Tuesday 7 June 2016

Where right is wrong …

THERE have been calls in New Zealand for T-plates – that’s T for tourists – to be attached to hire cars driven by foreign holidaymakers, the worry being that they’re unfamiliar with the rules of the road in NZ and cause problems for the natives, who are. The main rule of the road in NZ is that cars drive on the left, which – as Americans in Britain will tell you – is often a challenge for drivers from right-hand countries. 

The T-plates idea is a good one, since the left-right difference is not an uncommon cause of accidents – some of them fatal – in the UK and across the Channel, where our European neighbours insist obstinately on driving on the wrong – or right – side. 

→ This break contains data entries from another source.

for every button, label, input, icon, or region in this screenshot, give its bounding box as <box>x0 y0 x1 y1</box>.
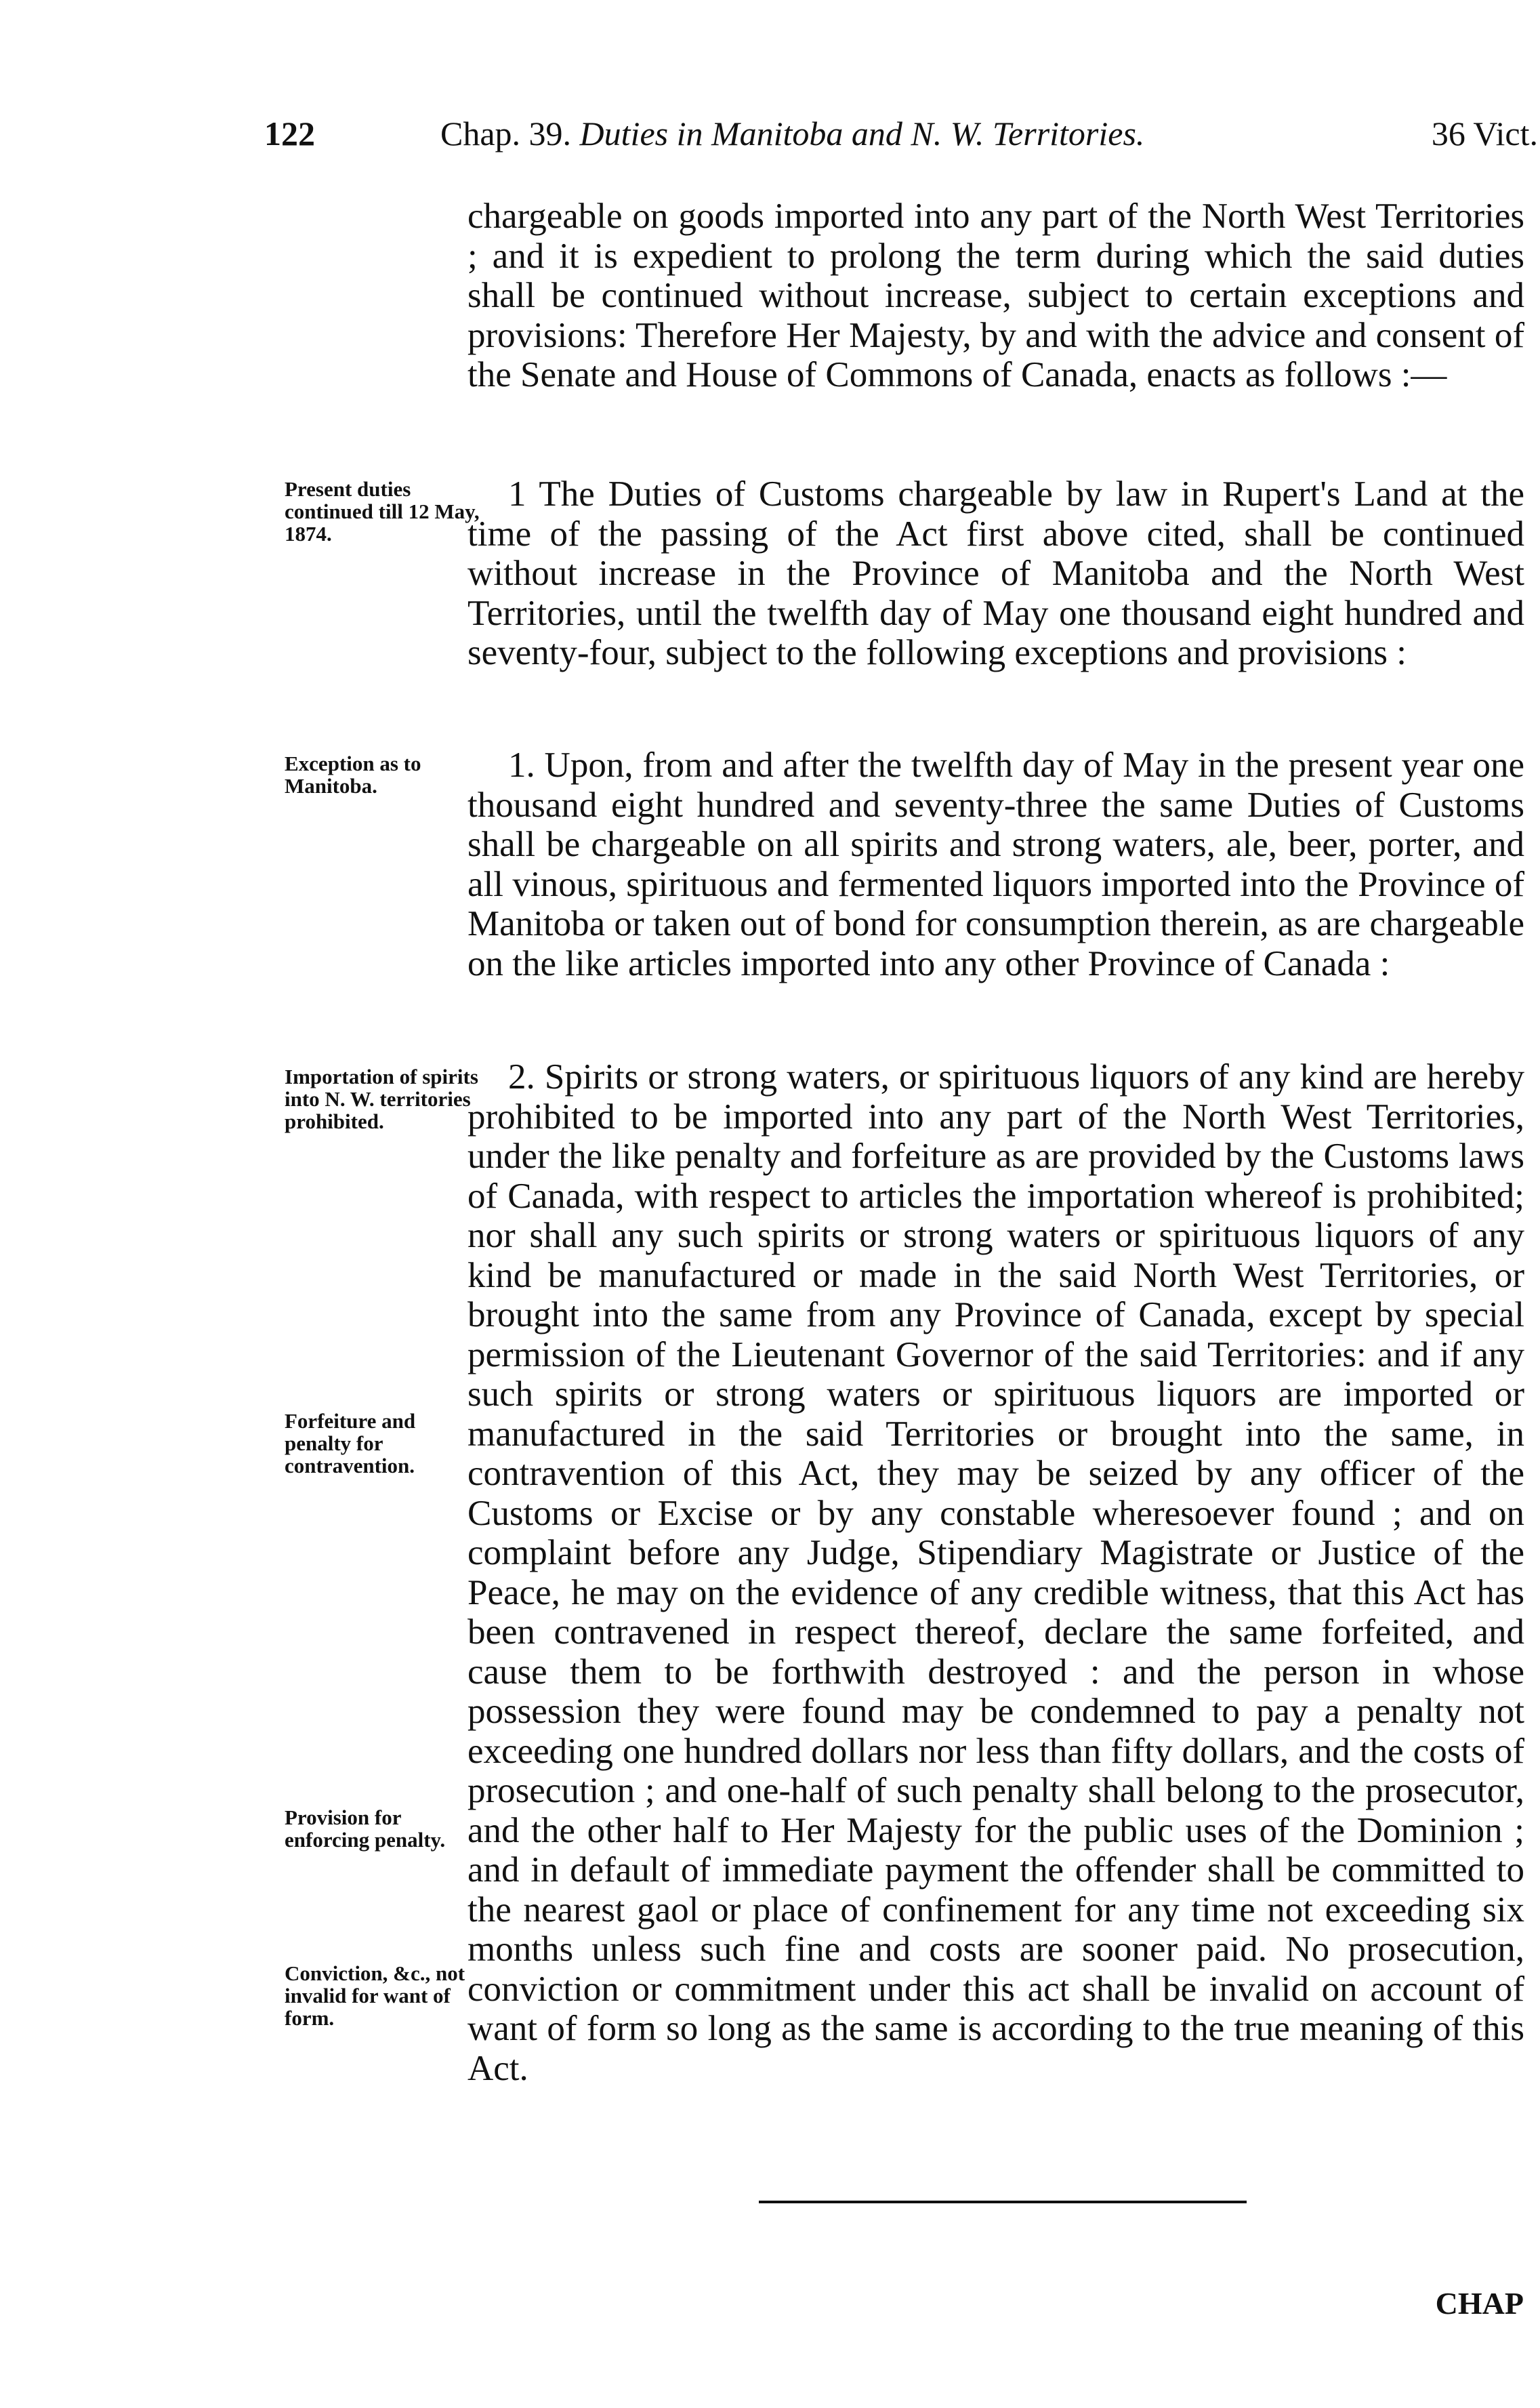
section-1-paragraph: 1 The Duties of Customs chargeable by law in Rupert's Land at the time of the passing of the Act first above cited, shall be continued without increase in the Province of Manitoba and the North West Territories, until the twelfth day of May one thousand eight hundred and seventy-four, subject to the following exceptions and provisions : <box>467 474 1524 672</box>
section-1-subsection-1 <box>467 746 1524 983</box>
section-1-subsection-2 <box>467 1057 1524 2088</box>
margin-note-importation-prohibited: Importation of spirits into N. W. territories prohibited. <box>285 1065 478 1133</box>
act-title: Duties in Manitoba and N. W. Territories. <box>579 115 1145 152</box>
regnal-year: 36 Vict. <box>1431 115 1538 152</box>
closing-rule <box>759 2201 1247 2203</box>
chapter-label: Chap. 39. <box>440 115 572 152</box>
page-header <box>264 114 1538 161</box>
running-title <box>440 114 1144 153</box>
margin-note-forfeiture: Forfeiture and penalty for contravention. <box>285 1409 416 1477</box>
margin-note-present-duties: Present duties continued till 12 May, 1874. <box>285 477 480 546</box>
preamble-text <box>467 197 1524 395</box>
subsection-2-paragraph: 2. Spirits or strong waters, or spirituous liquors of any kind are hereby prohibited to be imported into any part of the North West Territories, under the like penalty and forfeiture as are provided by the Customs laws of Canada, with respect to articles the importation whereof is prohibited; nor shall any such spirits or strong waters or spirituous liquors of any kind be manufactured or made in the said North West Territories, or brought into the same from any Province of Canada, except by special permission of the Lieutenant Governor of the said Territories: and if any such spirits or strong waters or spirituous liquors are imported or manufactured in the said Territories or brought into the same, in contravention of this Act, they may be seized by any officer of the Customs or Excise or by any constable wheresoever found ; and on complaint before any Judge, Stipendiary Magistrate or Justice of the Peace, he may on the evidence of any credible witness, that this Act has been contravened in respect thereof, declare the same forfeited, and cause them to be forthwith destroyed : and the person in whose possession they were found may be condemned to pay a penalty not exceeding one hundred dollars nor less than fifty dollars, and the costs of prosecution ; and one-half of such penalty shall belong to the prosecutor, and the other half to Her Majesty for the public uses of the Dominion ; and in default of immediate payment the offender shall be committed to the nearest gaol or place of confinement for any time not exceeding six months unless such fine and costs are sooner paid. No prosecution, conviction or commitment under this act shall be invalid on account of want of form so long as the same is according to the true meaning of this Act. <box>467 1057 1524 2088</box>
margin-note-conviction: Conviction, &c., not invalid for want of form. <box>285 1961 465 2030</box>
margin-note-provision-penalty: Provision for enforcing penalty. <box>285 1805 446 1852</box>
margin-note-exception-manitoba: Exception as to Manitoba. <box>285 752 421 798</box>
preamble-paragraph: chargeable on goods imported into any part of the North West Territories ; and it is expedient to prolong the term during which the said duties shall be continued without increase, subject to certain exceptions and provisions: Therefore Her Majesty, by and with the advice and consent of the Senate and House of Commons of Canada, enacts as follows :— <box>467 197 1524 394</box>
section-1 <box>467 474 1524 673</box>
catchword: CHAP <box>1435 2286 1524 2321</box>
page-number: 122 <box>264 115 315 152</box>
subsection-1-paragraph: 1. Upon, from and after the twelfth day of May in the present year one thousand eight hundred and seventy-three the same Duties of Customs shall be chargeable on all spirits and strong waters, ale, beer, porter, and all vinous, spirituous and fermented liquors imported into the Province of Manitoba or taken out of bond for consumption therein, as are chargeable on the like articles imported into any other Province of Canada : <box>467 746 1524 983</box>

It’s often assumed that Britain is one of the very few left-hand drive countries on the planet. There are certainly more that drive on the right, but the UK is far from alone in sticking to the system that prevailed across Europe until a Russian czar and Napoleon had the silly idea of switching carriage traffic to the right.

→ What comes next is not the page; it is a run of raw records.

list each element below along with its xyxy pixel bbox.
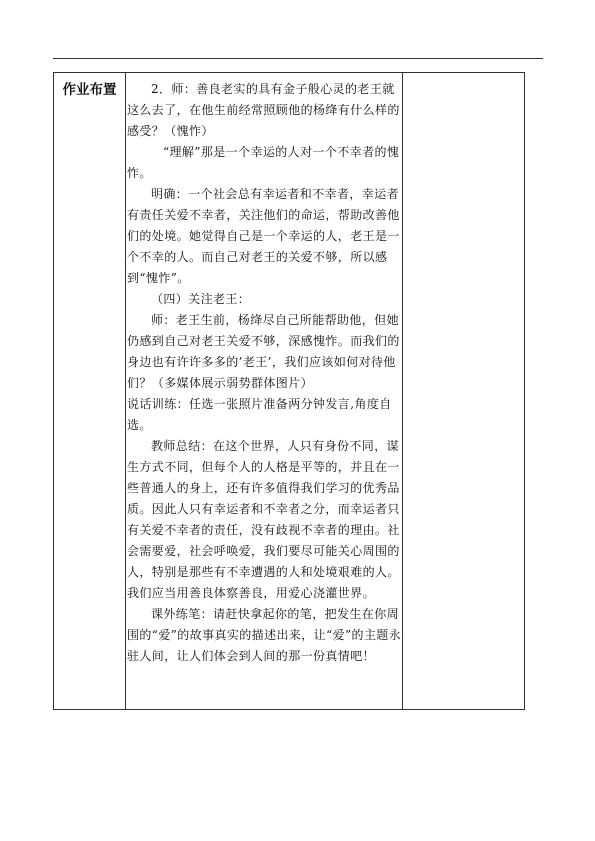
section-heading: （四）关注老王：	[151, 292, 251, 306]
paragraph-homework: 课外练笔：请赶快拿起你的笔，把发生在你周围的“爱”的故事真实的描述出来，让“爱”的主题永驻人间，让人们体会到人间的那一份真情吧！	[127, 607, 402, 663]
row-label: 作业布置	[62, 82, 117, 98]
header-rule	[53, 58, 543, 59]
paragraph-understanding: “理解”那是一个幸运的人对一个不幸者的愧怍。	[127, 145, 400, 180]
lesson-table	[53, 72, 525, 710]
paragraph-teacher: 师：老王生前，杨绛尽自己所能帮助他，但她仍感到自己对老王关爱不够，深感愧怍。而我们的身边也有许许多多的’老王’，我们应该如何对待他们？（多媒体展示弱势群体图片）	[127, 313, 400, 390]
content-cell	[127, 79, 403, 667]
column-divider	[125, 73, 126, 709]
paragraph-speaking-practice: 说话训练：任选一张照片准备两分钟发言,角度自选。	[127, 397, 392, 432]
paragraph-teacher-question: 2．师：善良老实的具有金子般心灵的老王就这么去了，在他生前经常照顾他的杨绛有什么样的感受？（愧怍）	[127, 82, 400, 138]
paragraph-summary: 教师总结：在这个世界，人只有身份不同，谋生方式不同，但每个人的人格是平等的，并且在一些普通人的身上，还有许多值得我们学习的优秀品质。因此人只有幸运者和不幸者之分，而幸运者只有关爱不幸者的责任，没有歧视不幸者的理由。社会需要爱，社会呼唤爱，我们要尽可能关心周围的人，特别是那些有不幸遭遇的人和处境艰难的人。我们应当用善良体察善良，用爱心浇灌世界。	[127, 439, 400, 600]
paragraph-clarification: 明确：一个社会总有幸运者和不幸者，幸运者有责任关爱不幸者，关注他们的命运，帮助改善他们的处境。她觉得自己是一个幸运的人，老王是一个不幸的人。而自己对老王的关爱不够，所以感到“愧怍”。	[127, 187, 400, 285]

The countries and territories that drive on the right number 165, but an impressive 75 stick to the left. Almost all of the latter were British territories, the exceptions being Canada and the US; although the US does have one territory that drives on the left: The United States Virgin Islands where, however, the cars are imported from the US and therefore left-hand drives. That must be fun.

India is obviously a major market for right-hand drive cars, but there other very big countries population-wise that drive on the left having never been a British Empire territory or a Commonwealth member: Indonesia (formerly a Dutch colony) and Japan do it, too.